Snowmass, Colorado

Snowmass is the largest and most popular of the Aspen ski resorts. It has a large amount of ski-in/ski-out lodging and lots of easy terrain so is very popular with visiting families.

Two Creeks groomer at Snowmass, March 2016

Two Creeks groomer at Snowmass, March 2016

Stats

Vertical Drop 4406′
Size 3332 Acres
Annual Snowfall 300 Inches claimed / 300 Actual: Rank 40
Lifts 20
Trails 96
Review Date March 2016 (multiple from 1978)
Number of visits 3
Our Rating ★★★★
Snowmass Trail map 2016/17

Snowmass Trail map 2016/17

Review

Snowmass is an interesting problem for us when writing a review. It really has everything that anyone could ask for in a ski resort, but it’s not as compelling as the 2 other Aspen resorts for us. I think the main issue is that like Breckenridge, the lower half of the mountain is very flat. The steeper stuff is there, but you have to search for it.

Our first time skiing there together was back when AiRung was still learning and it was heaven for her because of all the wide easy intermediate runs. When we went back 8-years later we were looking for more challenge and spent most of our time in the areas where the steeper terrain was.

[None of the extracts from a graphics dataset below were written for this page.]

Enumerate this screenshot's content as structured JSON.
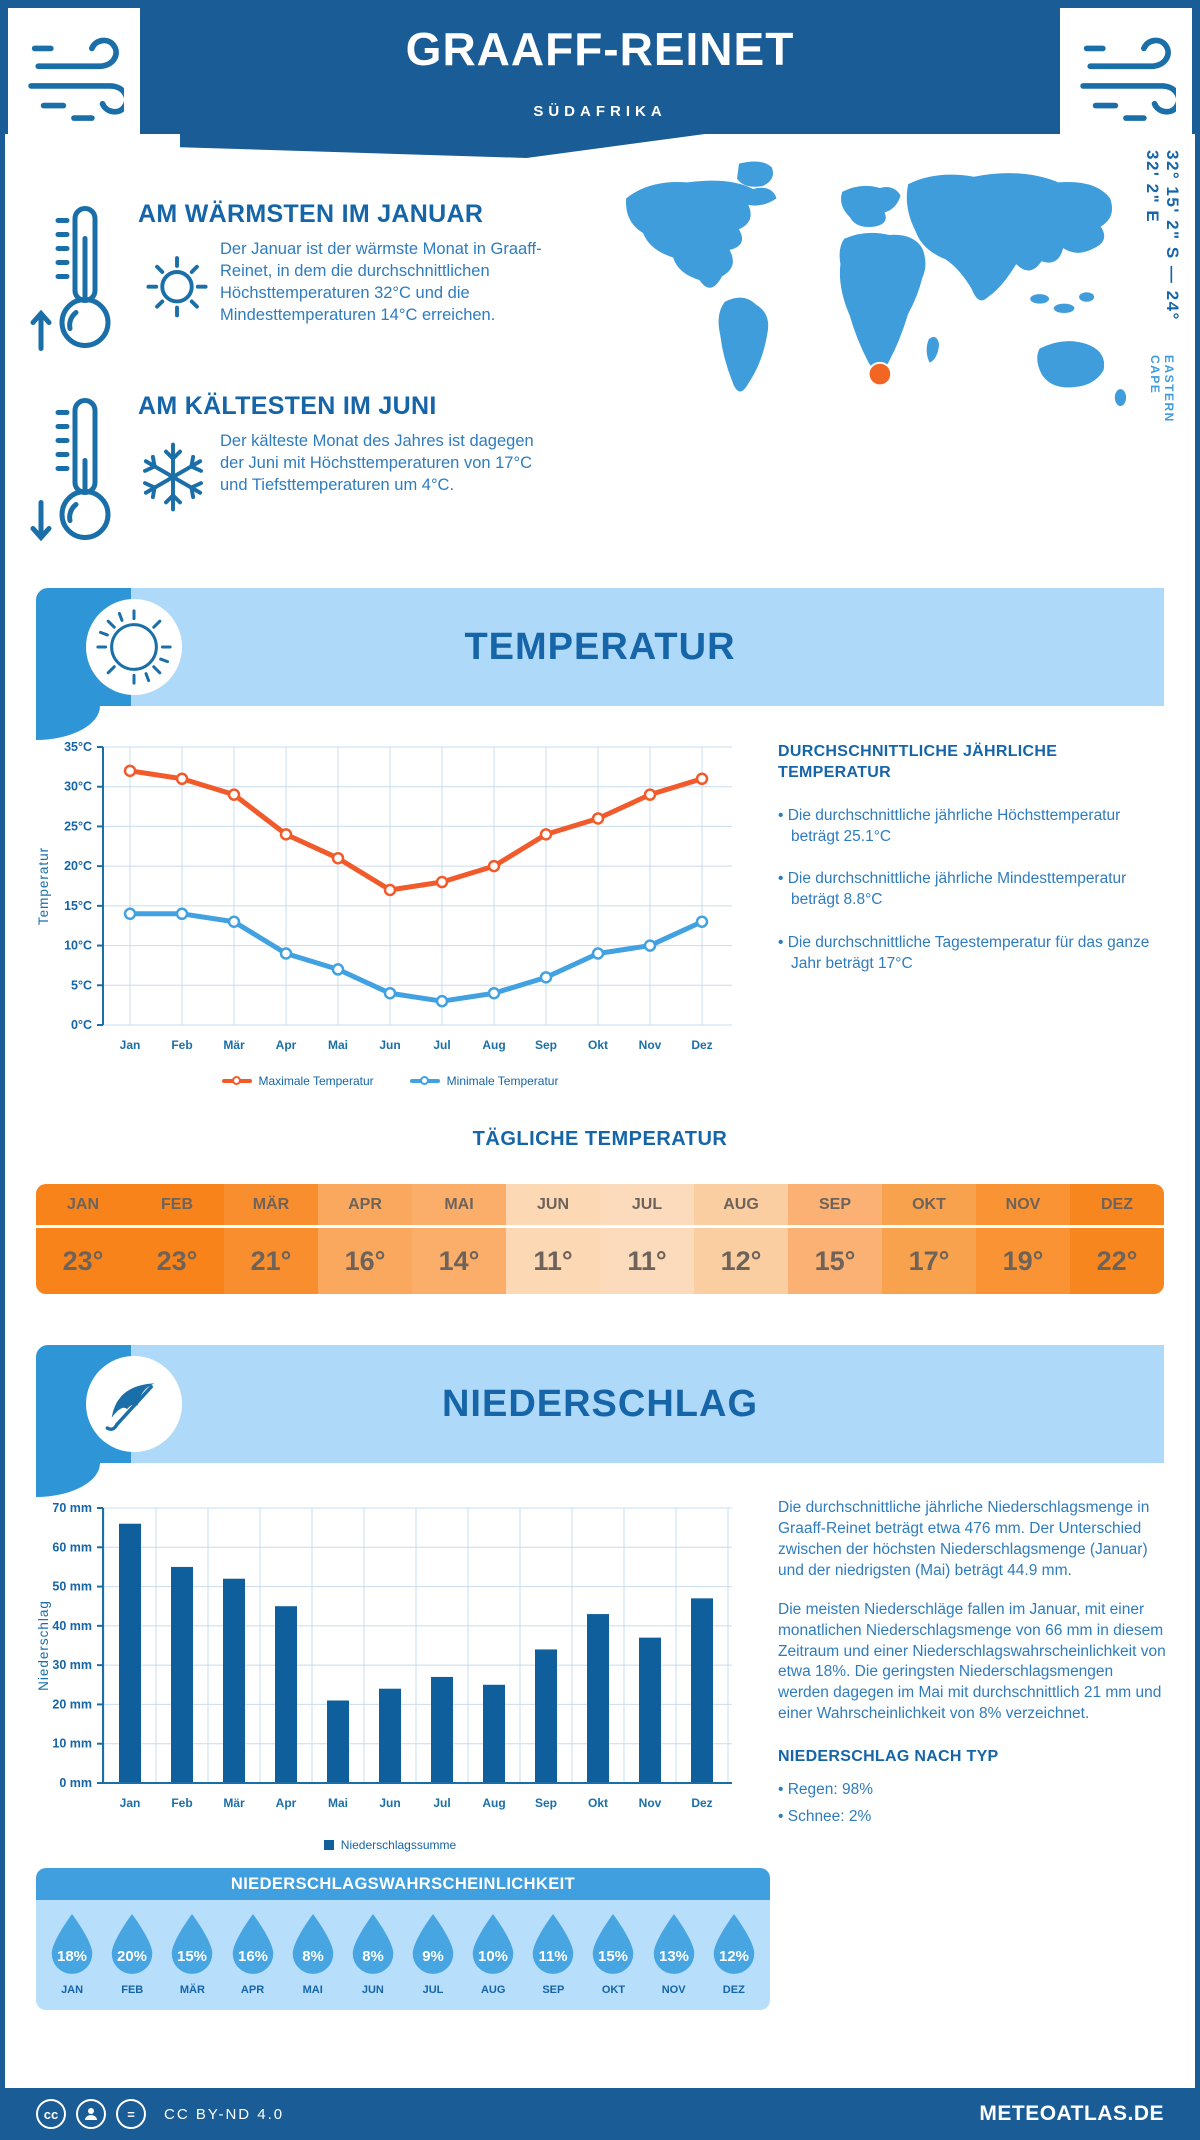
{
  "header": {
    "title": "GRAAFF-REINET",
    "subtitle": "SÜDAFRIKA"
  },
  "warmest": {
    "heading": "AM WÄRMSTEN IM JANUAR",
    "text": "Der Januar ist der wärmste Monat in Graaff-Reinet, in dem die durchschnittlichen Höchsttemperaturen 32°C und die Mindesttemperaturen 14°C erreichen."
  },
  "coldest": {
    "heading": "AM KÄLTESTEN IM JUNI",
    "text": "Der kälteste Monat des Jahres ist dagegen der Juni mit Höchsttemperaturen von 17°C und Tiefsttemperaturen um 4°C."
  },
  "map": {
    "coordinates": "32° 15' 2\" S — 24° 32' 2\" E",
    "region": "EASTERN CAPE",
    "marker_color": "#F26522",
    "land_color": "#3F9DDB"
  },
  "temperature_section": {
    "banner": "TEMPERATUR",
    "right_heading": "DURCHSCHNITTLICHE JÄHRLICHE TEMPERATUR",
    "bullets": [
      "• Die durchschnittliche jährliche Höchsttemperatur beträgt 25.1°C",
      "• Die durchschnittliche jährliche Mindesttemperatur beträgt 8.8°C",
      "• Die durchschnittliche Tagestemperatur für das ganze Jahr beträgt 17°C"
    ],
    "daily_heading": "TÄGLICHE TEMPERATUR"
  },
  "chart_data": [
    {
      "type": "line",
      "categories": [
        "Jan",
        "Feb",
        "Mär",
        "Apr",
        "Mai",
        "Jun",
        "Jul",
        "Aug",
        "Sep",
        "Okt",
        "Nov",
        "Dez"
      ],
      "series": [
        {
          "name": "Maximale Temperatur",
          "color": "#F15B2B",
          "values": [
            32,
            31,
            29,
            24,
            21,
            17,
            18,
            20,
            24,
            26,
            29,
            31
          ]
        },
        {
          "name": "Minimale Temperatur",
          "color": "#41A1E1",
          "values": [
            14,
            14,
            13,
            9,
            7,
            4,
            3,
            4,
            6,
            9,
            10,
            13
          ]
        }
      ],
      "ylabel": "Temperatur",
      "ylim": [
        0,
        35
      ],
      "tick_step": 5,
      "unit": "°C",
      "grid": true,
      "legend_position": "bottom"
    },
    {
      "type": "bar",
      "categories": [
        "Jan",
        "Feb",
        "Mär",
        "Apr",
        "Mai",
        "Jun",
        "Jul",
        "Aug",
        "Sep",
        "Okt",
        "Nov",
        "Dez"
      ],
      "values": [
        66,
        55,
        52,
        45,
        21,
        24,
        27,
        25,
        34,
        43,
        37,
        47
      ],
      "legend": "Niederschlagssumme",
      "color": "#0E5F9C",
      "ylabel": "Niederschlag",
      "ylim": [
        0,
        70
      ],
      "tick_step": 10,
      "unit": " mm",
      "grid": true,
      "legend_position": "bottom"
    }
  ],
  "daily_table": {
    "months": [
      {
        "label": "JAN",
        "value": "23°",
        "bg": "#F8831B"
      },
      {
        "label": "FEB",
        "value": "23°",
        "bg": "#F8831B"
      },
      {
        "label": "MÄR",
        "value": "21°",
        "bg": "#F98E2F"
      },
      {
        "label": "APR",
        "value": "16°",
        "bg": "#FAA85E"
      },
      {
        "label": "MAI",
        "value": "14°",
        "bg": "#FAAE69"
      },
      {
        "label": "JUN",
        "value": "11°",
        "bg": "#FCD8B5"
      },
      {
        "label": "JUL",
        "value": "11°",
        "bg": "#FCDBBC"
      },
      {
        "label": "AUG",
        "value": "12°",
        "bg": "#FBCEA2"
      },
      {
        "label": "SEP",
        "value": "15°",
        "bg": "#FAB173"
      },
      {
        "label": "OKT",
        "value": "17°",
        "bg": "#F9A24D"
      },
      {
        "label": "NOV",
        "value": "19°",
        "bg": "#F99333"
      },
      {
        "label": "DEZ",
        "value": "22°",
        "bg": "#F8861E"
      }
    ]
  },
  "precipitation_section": {
    "banner": "NIEDERSCHLAG",
    "para1": "Die durchschnittliche jährliche Niederschlagsmenge in Graaff-Reinet beträgt etwa 476 mm. Der Unterschied zwischen der höchsten Niederschlagsmenge (Januar) und der niedrigsten (Mai) beträgt 44.9 mm.",
    "para2": "Die meisten Niederschläge fallen im Januar, mit einer monatlichen Niederschlagsmenge von 66 mm in diesem Zeitraum und einer Niederschlagswahrscheinlichkeit von etwa 18%. Die geringsten Niederschlagsmengen werden dagegen im Mai mit durchschnittlich 21 mm und einer Wahrscheinlichkeit von 8% verzeichnet.",
    "type_heading": "NIEDERSCHLAG NACH TYP",
    "type_bullets": [
      "• Regen: 98%",
      "• Schnee: 2%"
    ]
  },
  "probability": {
    "heading": "NIEDERSCHLAGSWAHRSCHEINLICHKEIT",
    "drop_color": "#47A5E2",
    "items": [
      {
        "month": "JAN",
        "value": "18%"
      },
      {
        "month": "FEB",
        "value": "20%"
      },
      {
        "month": "MÄR",
        "value": "15%"
      },
      {
        "month": "APR",
        "value": "16%"
      },
      {
        "month": "MAI",
        "value": "8%"
      },
      {
        "month": "JUN",
        "value": "8%"
      },
      {
        "month": "JUL",
        "value": "9%"
      },
      {
        "month": "AUG",
        "value": "10%"
      },
      {
        "month": "SEP",
        "value": "11%"
      },
      {
        "month": "OKT",
        "value": "15%"
      },
      {
        "month": "NOV",
        "value": "13%"
      },
      {
        "month": "DEZ",
        "value": "12%"
      }
    ]
  },
  "footer": {
    "license": "CC BY-ND 4.0",
    "site": "METEOATLAS.DE"
  }
}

Big Burn at Snowmass, December 2008

Big Burn at Snowmass, December 2008

The most distinguishing feature for Snowmass which propels it to 4-star status is the extremely wide intermediate runs. I can’t think of a place that has more of them, and because of that the runs themselves rarely feel crowded. There is a lot of space to spread out there and it is very unique. The Big Burn, Alpine Springs, and Village lifts are the best examples of these very wide runs and all of those lifts are busy. Another popular intermediate pod is Elk Camp which has some interesting terrain that is not as wide.

Typical Snowmass terrain, March 2016

Typical Snowmass terrain, March 2016

We spent most of our time on Sheer Bliss, High Alpine, Sam’s Knob, and Campground. You can link Campground and Sam’s Knob to get impressive top-to-bottom black runs on Campground and Slot. These were our favorite runs. High Alpine is all good with some steep groomers.

Campground at Snowmass, March 2016

Campground at Snowmass, March 2016

From the top of Sheer Bliss you can take the T-Bar to the top of the Cirque. This is above treeline and really got scoured by the wind when we were there. They somehow get snow to stick on some narrow paths at the top so you can get to the short skiable sections of the headwall. Below the headwall it gets very interesting with a long section of natural terrain back down to the bottom of Sheer Bliss.

We never made it to Hanging Valley or Burnt Mountain glades which looks very interesting. It’s a large mountain and you really need several days to explore everything. The trail map is a bit deceptive because some of the main lifts look short but they all have at least 1,200 vertical and Sheer Bliss is a whopping 2,200.

Gowdy's at Snowmass, March 2016

Gowdy’s at Snowmass, March 2016

The good

  • Large, with many ski pods and lots of vertical
  • Excellent grooming
  • Complete modern resort experience
Powder at Snowmass, March 2016

Powder at Snowmass, March 2016

The bad

  • Not that challenging for such a large resort
  • Ski culture is not as strong as at the other Aspen resorts
  • Nothing really stands out as a differentiator from other large resorts in Colorado
Big Burn powder at Snowmass, March 2016

Big Burn powder at Snowmass, March 2016

Would we go back

We made 2 trips to Snowmass because we really liked it the first time. Going again may be a stretch since we prefer Highlands and Aspen Mountain, but if you are going to Aspen you will definitely want to ski at Snowmass for a couple of days.